Review: Justice League of America Volume 1 – World’s Most Dangerous / Author: Geoff Johns / Artist: David Finch / Publisher: DC / Release Date: November 16th
In the past, the Justice League of America has been a superhero team book that usually contained some of DC’s A-List superheroes: Batman, Superman, Wonder Woman and The Flash. Since the DC52 reboot however, this team of headliners has simply been called the Justice League, with the JLA being a team of second0stringers sponsored by the American government. (Specifically, an organisation called ARGUS. Presumably SHIELD was already taken).

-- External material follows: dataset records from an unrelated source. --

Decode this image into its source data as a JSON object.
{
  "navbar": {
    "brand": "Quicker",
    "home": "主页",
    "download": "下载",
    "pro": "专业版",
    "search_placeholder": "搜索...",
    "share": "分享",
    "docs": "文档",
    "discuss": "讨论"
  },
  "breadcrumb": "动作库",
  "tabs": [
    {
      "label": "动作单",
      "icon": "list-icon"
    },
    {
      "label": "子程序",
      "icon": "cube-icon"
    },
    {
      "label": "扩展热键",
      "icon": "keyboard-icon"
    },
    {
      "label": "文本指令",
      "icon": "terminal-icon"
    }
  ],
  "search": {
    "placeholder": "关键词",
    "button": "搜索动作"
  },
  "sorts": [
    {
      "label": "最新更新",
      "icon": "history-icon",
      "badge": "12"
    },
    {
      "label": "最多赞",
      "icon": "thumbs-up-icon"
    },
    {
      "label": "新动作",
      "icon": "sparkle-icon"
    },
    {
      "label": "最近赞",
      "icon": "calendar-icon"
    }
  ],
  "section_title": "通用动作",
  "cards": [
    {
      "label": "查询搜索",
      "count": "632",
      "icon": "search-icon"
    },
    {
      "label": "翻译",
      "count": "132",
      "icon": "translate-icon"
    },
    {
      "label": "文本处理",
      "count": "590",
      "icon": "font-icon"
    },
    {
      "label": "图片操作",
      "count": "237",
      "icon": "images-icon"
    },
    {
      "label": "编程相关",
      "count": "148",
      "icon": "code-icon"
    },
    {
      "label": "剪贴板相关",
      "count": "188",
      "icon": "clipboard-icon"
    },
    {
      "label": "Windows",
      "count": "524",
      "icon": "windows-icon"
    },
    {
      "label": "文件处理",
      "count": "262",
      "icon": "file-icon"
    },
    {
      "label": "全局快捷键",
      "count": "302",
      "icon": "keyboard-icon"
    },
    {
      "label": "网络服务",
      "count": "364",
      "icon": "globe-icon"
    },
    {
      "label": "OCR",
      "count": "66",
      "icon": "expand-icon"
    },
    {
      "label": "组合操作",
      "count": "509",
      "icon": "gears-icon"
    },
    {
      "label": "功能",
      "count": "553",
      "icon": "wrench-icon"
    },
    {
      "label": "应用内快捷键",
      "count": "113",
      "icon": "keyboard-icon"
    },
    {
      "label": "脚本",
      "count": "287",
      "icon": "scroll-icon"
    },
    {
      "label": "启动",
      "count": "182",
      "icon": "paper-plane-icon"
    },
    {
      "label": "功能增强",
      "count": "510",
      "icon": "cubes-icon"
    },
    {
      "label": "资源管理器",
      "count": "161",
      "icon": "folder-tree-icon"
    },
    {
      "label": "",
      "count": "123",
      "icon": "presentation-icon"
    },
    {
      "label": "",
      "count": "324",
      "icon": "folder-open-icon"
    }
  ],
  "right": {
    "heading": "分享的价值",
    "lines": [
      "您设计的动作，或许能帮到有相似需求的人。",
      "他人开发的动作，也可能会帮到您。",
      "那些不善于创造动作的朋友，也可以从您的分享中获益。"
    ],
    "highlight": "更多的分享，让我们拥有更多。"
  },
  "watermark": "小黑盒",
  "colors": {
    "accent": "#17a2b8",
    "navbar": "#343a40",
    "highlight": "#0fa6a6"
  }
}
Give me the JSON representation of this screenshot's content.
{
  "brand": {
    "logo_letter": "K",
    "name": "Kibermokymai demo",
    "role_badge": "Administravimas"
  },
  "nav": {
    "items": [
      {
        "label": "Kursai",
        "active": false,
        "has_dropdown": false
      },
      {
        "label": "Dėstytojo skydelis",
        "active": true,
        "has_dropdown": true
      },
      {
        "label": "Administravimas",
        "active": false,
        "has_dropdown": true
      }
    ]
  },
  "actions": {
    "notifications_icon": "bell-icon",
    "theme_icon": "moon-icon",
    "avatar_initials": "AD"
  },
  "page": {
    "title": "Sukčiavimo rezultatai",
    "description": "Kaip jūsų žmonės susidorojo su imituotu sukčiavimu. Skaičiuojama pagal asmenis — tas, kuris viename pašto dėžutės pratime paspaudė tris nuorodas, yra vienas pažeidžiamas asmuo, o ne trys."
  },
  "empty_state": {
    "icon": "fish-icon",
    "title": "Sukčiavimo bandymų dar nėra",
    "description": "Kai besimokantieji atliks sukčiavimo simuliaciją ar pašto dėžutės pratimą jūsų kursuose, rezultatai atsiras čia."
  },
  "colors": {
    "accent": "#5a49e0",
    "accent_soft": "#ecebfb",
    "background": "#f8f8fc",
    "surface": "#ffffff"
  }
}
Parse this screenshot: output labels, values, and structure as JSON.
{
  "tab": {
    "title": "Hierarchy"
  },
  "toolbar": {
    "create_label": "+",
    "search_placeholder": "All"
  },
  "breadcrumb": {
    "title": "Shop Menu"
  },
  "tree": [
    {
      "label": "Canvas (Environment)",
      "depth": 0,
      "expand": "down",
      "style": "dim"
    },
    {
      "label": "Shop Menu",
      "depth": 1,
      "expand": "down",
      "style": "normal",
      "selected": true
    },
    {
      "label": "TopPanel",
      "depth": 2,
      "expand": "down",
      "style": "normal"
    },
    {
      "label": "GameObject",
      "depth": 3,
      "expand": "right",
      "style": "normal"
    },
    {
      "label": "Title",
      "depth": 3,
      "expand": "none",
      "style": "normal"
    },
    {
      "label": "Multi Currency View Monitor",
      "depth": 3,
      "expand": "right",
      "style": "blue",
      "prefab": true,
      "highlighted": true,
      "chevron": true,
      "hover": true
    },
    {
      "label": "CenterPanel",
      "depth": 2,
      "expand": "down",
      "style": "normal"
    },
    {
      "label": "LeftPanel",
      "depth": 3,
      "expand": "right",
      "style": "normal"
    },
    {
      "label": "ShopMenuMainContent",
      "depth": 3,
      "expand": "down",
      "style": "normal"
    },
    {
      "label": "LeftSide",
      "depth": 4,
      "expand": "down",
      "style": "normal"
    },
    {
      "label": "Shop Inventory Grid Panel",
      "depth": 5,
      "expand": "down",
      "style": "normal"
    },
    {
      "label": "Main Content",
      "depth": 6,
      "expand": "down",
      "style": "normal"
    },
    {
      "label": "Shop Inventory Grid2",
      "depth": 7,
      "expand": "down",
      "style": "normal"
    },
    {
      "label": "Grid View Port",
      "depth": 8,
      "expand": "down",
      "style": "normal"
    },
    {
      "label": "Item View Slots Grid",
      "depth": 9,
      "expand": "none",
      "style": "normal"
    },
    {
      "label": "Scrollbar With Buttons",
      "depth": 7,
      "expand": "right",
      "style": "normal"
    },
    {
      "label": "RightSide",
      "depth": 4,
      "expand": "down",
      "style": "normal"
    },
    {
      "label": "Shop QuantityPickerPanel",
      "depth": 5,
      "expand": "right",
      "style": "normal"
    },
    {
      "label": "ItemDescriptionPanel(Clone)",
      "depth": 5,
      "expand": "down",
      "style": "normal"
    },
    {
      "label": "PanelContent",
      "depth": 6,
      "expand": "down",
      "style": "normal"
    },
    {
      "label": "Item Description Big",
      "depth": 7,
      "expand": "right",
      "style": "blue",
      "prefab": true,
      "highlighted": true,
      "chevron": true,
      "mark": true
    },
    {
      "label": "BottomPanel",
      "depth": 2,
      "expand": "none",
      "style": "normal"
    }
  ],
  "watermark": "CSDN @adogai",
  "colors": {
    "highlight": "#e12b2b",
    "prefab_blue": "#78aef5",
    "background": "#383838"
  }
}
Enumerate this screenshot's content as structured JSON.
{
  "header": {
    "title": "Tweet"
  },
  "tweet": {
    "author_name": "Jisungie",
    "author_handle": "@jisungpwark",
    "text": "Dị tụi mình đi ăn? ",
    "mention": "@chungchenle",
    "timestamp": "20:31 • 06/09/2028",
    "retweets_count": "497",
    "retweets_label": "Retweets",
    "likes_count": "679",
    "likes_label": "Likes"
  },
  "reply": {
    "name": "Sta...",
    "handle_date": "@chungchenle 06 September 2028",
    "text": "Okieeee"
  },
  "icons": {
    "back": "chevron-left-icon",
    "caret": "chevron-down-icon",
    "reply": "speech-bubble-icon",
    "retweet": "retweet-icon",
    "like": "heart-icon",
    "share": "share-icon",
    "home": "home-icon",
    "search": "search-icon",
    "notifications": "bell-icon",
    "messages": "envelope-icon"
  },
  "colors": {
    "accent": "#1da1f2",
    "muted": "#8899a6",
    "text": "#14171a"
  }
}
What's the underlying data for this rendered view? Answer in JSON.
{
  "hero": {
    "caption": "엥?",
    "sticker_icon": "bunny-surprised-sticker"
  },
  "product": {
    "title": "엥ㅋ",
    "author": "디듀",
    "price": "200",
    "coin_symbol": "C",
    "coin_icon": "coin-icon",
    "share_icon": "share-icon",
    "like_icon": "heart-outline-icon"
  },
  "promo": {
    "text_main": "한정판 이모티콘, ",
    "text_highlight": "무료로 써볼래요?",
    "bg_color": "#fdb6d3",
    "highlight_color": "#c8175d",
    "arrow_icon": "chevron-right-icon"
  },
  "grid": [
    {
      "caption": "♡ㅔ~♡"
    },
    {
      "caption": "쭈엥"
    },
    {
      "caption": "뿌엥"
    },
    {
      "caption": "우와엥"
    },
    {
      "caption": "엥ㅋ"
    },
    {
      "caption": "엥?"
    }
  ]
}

Justice League of America: World’s Most Dangerous is the origin story of this team of also-rans, with Martian Manhunter, Green Arrow and Catwoman thrown in to give the reader at least a handful of recognisable characters. The premise is problematic from the start; the early scenes involve a discussion as to who will be on the team, and they are directly compared to the more interesting heroes who happen to be in a different book. Though this is meant to make the reader compare Catwoman to Batman or Vibe to The Flash, what it actually does is make us wish we were reading another book. The focus is mostly on the characters we recognise, which is a bit of a shame; in a book that seems designed to bring the less well-known heroes further forward, it seems that no effort is made to make them interesting.
The story is also hampered by the needs of the comic book industry. The first half plods along nicely, the team starts getting together, they discover a secret society of villains that need hunting down and the internal conflict starts building up. Then suddenly we’re plunged into a huge showdown fight with the Justice League with no explanation or build up. This is because the actual backstory has happened in another book. Another B-team, this time the poorly titled Justice League Dark, also turn up to confuse matters further.
In effect, this means the reader is left with half a book. It is to the credit of writer Geoff Johns that the second half is at least coherent and consistent, but the fact that half the story is in another book utterly breaks the slight amount of narrative tension the earlier chapters managed to produce. Justice League of America: World’s Most Dangerous feels very much like a footnote in the history of JLA-themed books; it lacks the attention-grabbing power of Grant Morrison’s run or the character-driven slapstick fun of the Giffen/DeMatteis era, instead being a by-the-numbers exercise that shortchanges the characters and the reader.